Ana Karenina · Leo Tolstoy

Chapter 11

Capítulo 112 de 239 · 3 min de lectura

Todos participaban en la conversación excepto Kitty y Levin. Al principio, cuando hablaban de la influencia que un pueblo ejerce sobre otro, a Levin le vinieron a la mente las ideas que tenía sobre el tema. Pero esas ideas, que antes le parecían tan importantes, ahora le llegaban a la cabeza como en un sueño y ya no le interesaban en lo más mínimo. Incluso le parecía extraño que los demás se mostraran tan entusiasmados por hablar de algo que no servía de nada a nadie. Kitty, por su parte, también debería, se podría suponer, estar interesada en lo que decían sobre los derechos y la educación de las mujeres. ¡Cuántas veces había reflexionado sobre el tema, pensando en su amiga en el extranjero, Varenka, en su dolorosa situación de dependencia, cuántas veces se había preguntado qué sería de ella si no se casaba, y cuántas veces había discutido sobre ello con su hermana! Pero no le interesaba en absoluto. Ella y Levin tenían su propia conversación, aunque no era realmente una conversación, sino una especie de comunicación misteriosa que los acercaba cada vez más y despertaba en ambos una sensación de alegre temor ante lo desconocido en lo que estaban entrando.
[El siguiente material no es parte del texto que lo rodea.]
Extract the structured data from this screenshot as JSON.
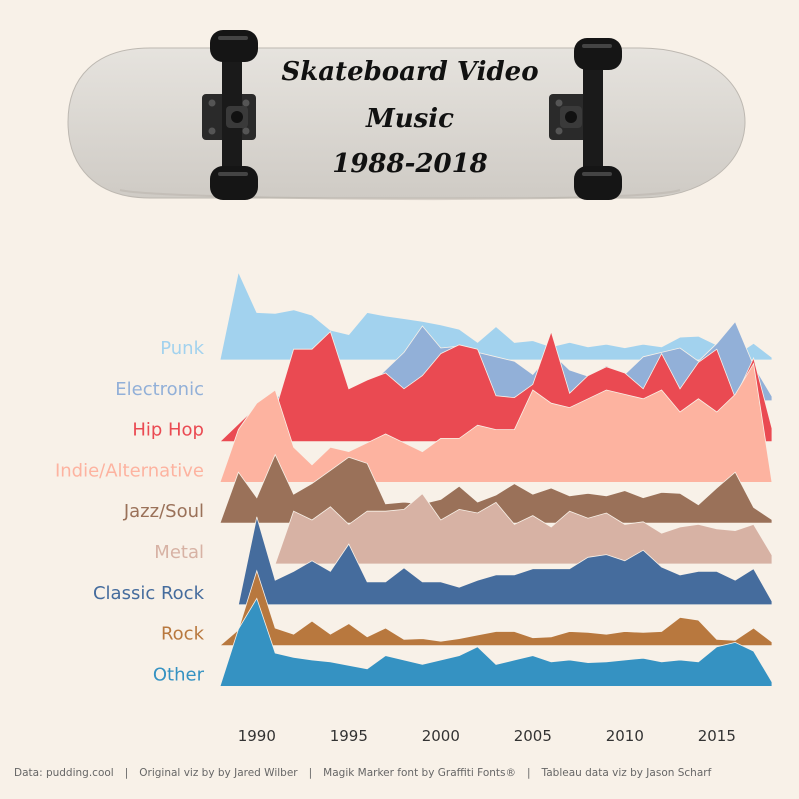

Al principio, Levin, en respuesta a la pregunta de Kitty sobre cómo había podido verla el año anterior en el carruaje, le contó cómo había regresado a casa desde la siega por la carretera principal y la había encontrado.

—Era muy, muy temprano en la mañana. Probablemente acababas de despertar. Tu madre dormía en el rincón. Era una mañana exquisita. Yo caminaba pensando quién podría ser en un coche tirado por cuatro caballos. Era un espléndido tiro de cuatro caballos con cascabeles, y en un segundo pasaste velozmente, y te vi por la ventanilla; estabas sentada así, sosteniendo las cintas de tu gorra con ambas manos y pensando muy profundamente en algo —dijo sonriendo—. ¡Cómo me gustaría saber en qué pensabas entonces! ¿En algo importante?

—¿No estaría yo terriblemente desarreglada? —pensó ella, pero al ver la sonrisa de éxtasis que evocaban esos recuerdos, sintió que la impresión que había causado había sido muy buena. Se sonrojó y rió de felicidad—. En verdad, no lo recuerdo.

—¡Qué bonito se ríe Turovtsin! —dijo Levin, admirando sus ojos húmedos y su pecho que se agitaba.

—¿Lo conoces desde hace mucho? —preguntó Kitty.

—¡Oh, todos lo conocen!

—¿Y veo que piensas que es un hombre horrible?

—No horrible, pero no hay nada en él.

—¡Oh, te equivocas! Y tienes que dejar de pensar así de inmediato —dijo Kitty—. Yo también solía tener una opinión muy pobre de él, pero él, él es un hombre sumamente agradable y de un corazón maravillosamente bondadoso. Tiene un corazón de oro.

—¿Cómo pudiste descubrir qué clase de corazón tiene?

—Somos grandes amigos. Lo conozco muy bien. El invierno pasado, poco después de que... viniste a visitarnos —dijo con una sonrisa culpable y a la vez confiada—, todos los hijos de Dolly tuvieron escarlatina, y él pasó a verla. Y fíjate —dijo en un susurro—, le dio tanta pena que se quedó y empezó a ayudarla a cuidar a los niños. Sí, y durante tres semanas estuvo con ellos y cuidó a los niños como una niñera.

—Le estoy contando a Konstantin Dmitrievitch sobre Turovtsin en la época de la escarlatina —dijo, inclinándose hacia su hermana.

—Sí, fue maravilloso, noble —dijo Dolly, mirando a Turovtsin, que se había dado cuenta de que hablaban de él y le sonreía suavemente. Levin volvió a mirar a Turovtsin y se preguntó cómo no había percibido antes toda la bondad de ese hombre.

—¡Lo siento, lo siento, y nunca volveré a pensar mal de la gente! —dijo alegremente, expresando con sinceridad lo que sentía en ese momento.